Most parents are probably so focused on just getting our kids to play an instrument that we don't give much thought to the question: "What's the right instrument for my child?"
Quite honestly, on the list of things I'm supposed to keep in mind as a parent, I never knew such a question existed. Until now.
Ron Chenoweth is the band and orchestra division manager for Ken Stanton Music, a Georgia-based music education company with nearly 100 teachers providing more than 1,000 lessons every week.
Part of Chenoweth's job includes managing a team that regularly goes into schools to help band directors determine what instrument each student should play. Two things he and his colleagues are always looking at are body type and personality.
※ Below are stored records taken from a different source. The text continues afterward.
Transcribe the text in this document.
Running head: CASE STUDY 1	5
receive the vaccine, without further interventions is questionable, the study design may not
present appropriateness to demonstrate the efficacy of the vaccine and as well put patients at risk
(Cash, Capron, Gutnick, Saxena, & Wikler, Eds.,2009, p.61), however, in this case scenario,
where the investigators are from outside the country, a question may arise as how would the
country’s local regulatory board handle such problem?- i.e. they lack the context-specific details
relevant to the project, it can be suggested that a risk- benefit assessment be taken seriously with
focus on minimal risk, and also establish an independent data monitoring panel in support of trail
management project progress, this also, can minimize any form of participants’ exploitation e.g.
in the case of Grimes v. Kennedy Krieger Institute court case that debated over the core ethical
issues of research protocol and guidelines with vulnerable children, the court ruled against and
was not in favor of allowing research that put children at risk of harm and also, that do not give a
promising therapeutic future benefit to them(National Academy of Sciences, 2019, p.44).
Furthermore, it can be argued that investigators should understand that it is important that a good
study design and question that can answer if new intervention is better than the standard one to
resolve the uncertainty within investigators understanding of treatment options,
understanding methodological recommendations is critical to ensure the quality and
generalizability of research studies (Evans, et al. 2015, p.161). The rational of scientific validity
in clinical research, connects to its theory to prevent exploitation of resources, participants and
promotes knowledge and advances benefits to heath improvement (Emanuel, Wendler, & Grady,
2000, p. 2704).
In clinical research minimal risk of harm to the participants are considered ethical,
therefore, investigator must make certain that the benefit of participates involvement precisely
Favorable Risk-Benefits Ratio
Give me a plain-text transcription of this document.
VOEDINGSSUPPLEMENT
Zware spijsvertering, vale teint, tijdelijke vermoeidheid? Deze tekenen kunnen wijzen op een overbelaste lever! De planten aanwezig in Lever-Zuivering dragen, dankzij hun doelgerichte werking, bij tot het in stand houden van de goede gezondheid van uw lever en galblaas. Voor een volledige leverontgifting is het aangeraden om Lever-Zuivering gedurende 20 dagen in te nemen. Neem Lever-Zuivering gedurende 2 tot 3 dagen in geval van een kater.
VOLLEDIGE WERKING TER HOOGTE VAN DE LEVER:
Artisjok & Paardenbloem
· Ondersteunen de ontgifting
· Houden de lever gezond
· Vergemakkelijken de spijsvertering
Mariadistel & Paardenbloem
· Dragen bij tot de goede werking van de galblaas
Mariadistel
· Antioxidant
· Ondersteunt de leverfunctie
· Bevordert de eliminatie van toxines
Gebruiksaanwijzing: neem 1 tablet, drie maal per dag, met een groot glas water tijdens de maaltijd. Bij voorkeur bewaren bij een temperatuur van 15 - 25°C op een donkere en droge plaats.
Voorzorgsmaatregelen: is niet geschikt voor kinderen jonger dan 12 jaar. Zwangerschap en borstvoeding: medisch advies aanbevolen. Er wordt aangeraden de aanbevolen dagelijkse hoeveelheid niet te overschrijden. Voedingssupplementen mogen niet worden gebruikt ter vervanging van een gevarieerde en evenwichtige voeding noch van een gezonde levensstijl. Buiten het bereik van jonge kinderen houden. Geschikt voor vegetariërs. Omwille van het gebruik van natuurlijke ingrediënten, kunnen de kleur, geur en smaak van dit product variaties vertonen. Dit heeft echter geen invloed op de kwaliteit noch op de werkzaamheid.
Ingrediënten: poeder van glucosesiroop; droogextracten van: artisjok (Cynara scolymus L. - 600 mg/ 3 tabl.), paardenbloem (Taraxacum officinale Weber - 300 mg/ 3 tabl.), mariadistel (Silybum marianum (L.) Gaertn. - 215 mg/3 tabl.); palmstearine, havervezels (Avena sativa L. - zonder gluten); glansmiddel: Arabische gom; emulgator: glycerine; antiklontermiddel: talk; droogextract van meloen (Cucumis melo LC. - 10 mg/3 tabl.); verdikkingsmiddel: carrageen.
Best instruments for kids who like center stage
If a child likes to be the star of the show, Chenoweth might steer the child to the flute because flutists tend to stand in front of the band.
"I look for the kid that's smiley, happy, sometimes talkative, rather than just very, very quiet," said Chenoweth, who has been with Ken Stanton Music for 16 years. "They usually are asking questions and they'll say, 'Well, I want to do this because ... ' and so they're telling you their story."
Other instruments for extroverts, Chenoweth says, are the saxophone and trumpet.
"They tend to be lead instruments, whether a jazz band or a show band. They play that higher melodic part, and these kids tend to be almost uncontrollable at some point," he said with a laugh. "But they just are very outgoing. You don't really see the quiet ones go that way."
How body type factors in
Physical characteristics can determine the best instrument for a child too. Take the bassoon, for example, which isn't ideal for small kids.
"The bassoon, when assembled, is almost 6 feet tall, and the spread of the finger holes is ridiculous," he said.
Someone with very small lips might be better suited for the trumpet or French horn, while someone with larger lips might have trouble playing those instruments, according to Chenoweth.
"The cup size of a trumpet or a French horn would be too small, and they wouldn't actually be able to produce a good sound," said Chenoweth, who played the French horn in his high school and college marching bands and has been involved in music education ever since.
"And then sometimes you're surprised. ... Somebody you thought 'Oh, they'll never get the sound out of this trumpet,' and away they go."
I asked Chenoweth what personality and physical attributes might lead to success with other instruments:
• Oboe: An important trait for mastering this "very intricate" instrument is "above average intelligence," according to Chenoweth.
• Tuba: An excellent choice for students with larger lips, he said.
• Trombone: The player's front teeth should be even. "You want a nice bite that shouldn't be in need of orthodontia," he said.
• Violin: Kids can start playing as early as 2 to 3 years old. "I think because they have varying sizes, it makes them rather universal," said Chenoweth, who started playing the clarinet in the fourth grade.
• Piano: Long fingers or large hands are desirable, and so is being a good thinker. "Physically they're going to need good dexterity with their hands," said Chenoweth. "You would probably look for a propensity to something analytical, somebody who might show a little bit of inquisitiveness."
Let them play what they want to play
Even before you start assessing whether an instrument matches your child's personality, or if they have the right body type for success, you should let your child be the guide, Chenoweth says.
"My first thing is you have to get them onto an instrument that they first are interested in because if there's little interest in playing it, there will be the same amount of success -- very little," he added.
Try not to push them to play what you played, said Chenoweth. "Private lessons at home with the parent are not necessarily going to be successful," he said with a laugh.